The model also took into account data on the worldwide production quantities of these particles and their usage in various products, as well as the expected life cycle of the nano-products, that is their useful lifetime and methods of recycling and disposal. In each stage of the lifecycle the scientists estimated the release rate of the particles into the environment. They also modeled the particle behavior when, for example, the product was being burned in an incinerating plant after disposal or when associated waste water was being treated in a sewage plant. The values they thus calculated for nanoparticle concentrations in air, water and soil were then compared with those known to cause no negative effects on organisms during toxicological studies. This gave a so-called risk quotient for the particles investigated in the various ecosystems, a well-established process used throughout the EU for the risk analysis of chemical substances.
The predicted risks for the various nanoparticles vary significantly, as Nowack and Mueller now report in Environmental Science & Technology. At the moment, CNTs, for example, present no significant environmental risk according to their model calculations. Products containing CNTs are usually either recycled or end up in an incinerator, explains Nowack. In the latter case the nanotubes either burn up or are very efficiently filtered out of the exhaust gases. On the other hand, the simulations predict that TiO2 nanoparticles may well be found in relatively large quantities in small natural bodies of water with a high burden of effluents from water treatment plants. Such cases call for a more detailed analysis, to investigate among other things whether nanoparticles actually do occur in river waters in the predicted concentrations. For, according to Nowack, in aqueous environments nanoparticle tend to clump together to form larger microparticles, which then sink into the sediment.

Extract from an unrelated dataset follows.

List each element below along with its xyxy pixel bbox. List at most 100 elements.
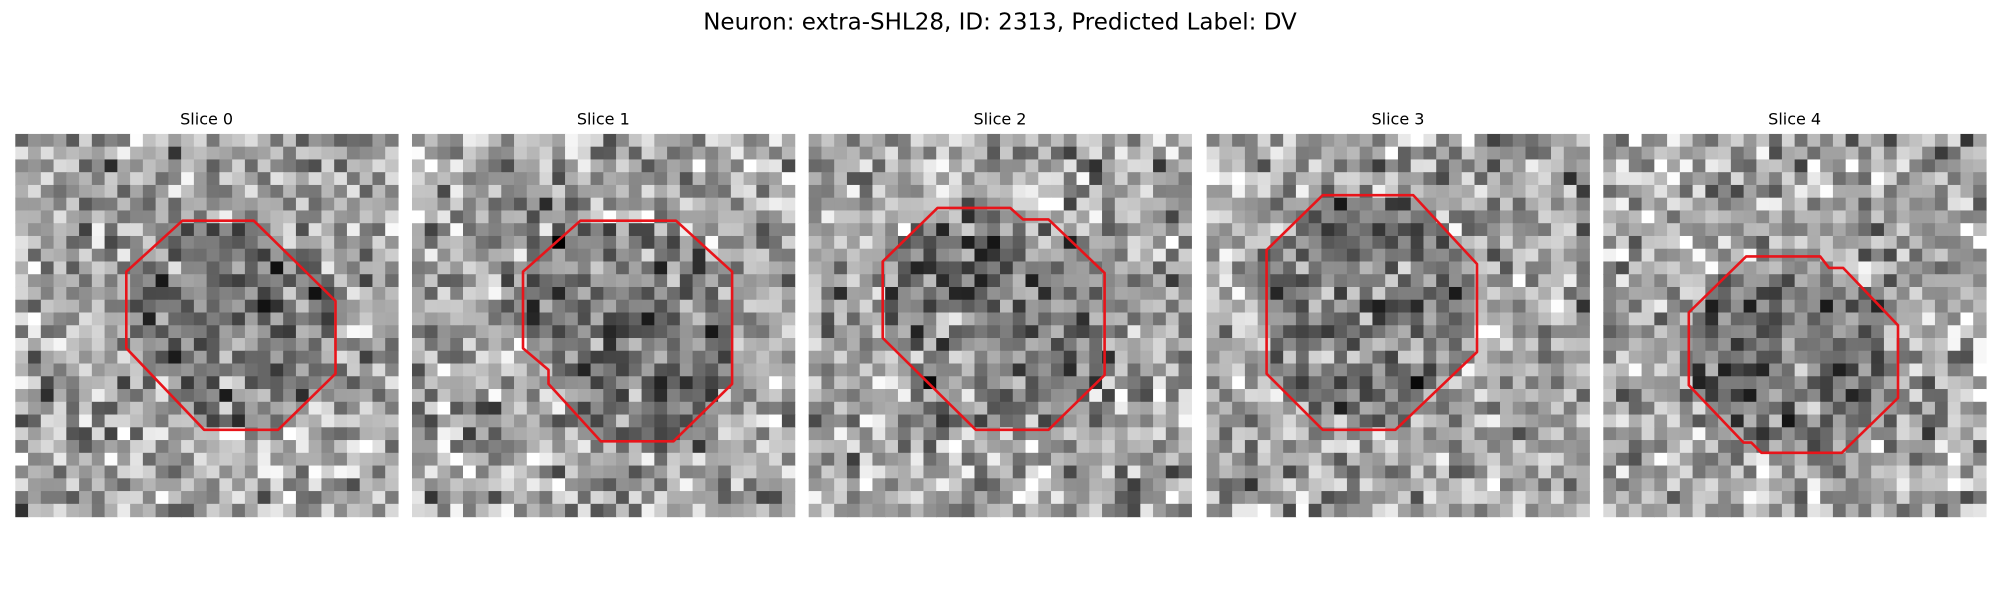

Long-term toxicological studies on model organisms missing
Various toxicological studies on cells and model organisms such as fish, water fleas, algae and bacteria were also presented. So far no one has waved a red flag, at the moment no one sees any serious environmental problem caused by nanoparticles, says Bernd Nowack summarizing the results. He adds, however, that only acute effects have been studied to date. The results of long-term studies have not yet been published.
What’s more, Empa researcher Harald Krug has shown that the currently used tests to determine the toxicity of nanoparticles cannot always be relied upon. They can, for example, also produce false positive results, according to which a harmless particle would be classified as toxic. An example of this phenomenon occurs when the nanomaterial being investigated (such as carbon nanotubes) reacts directly with the chemical(s) used to determine the state of health of the cell, thereby falsifying the result.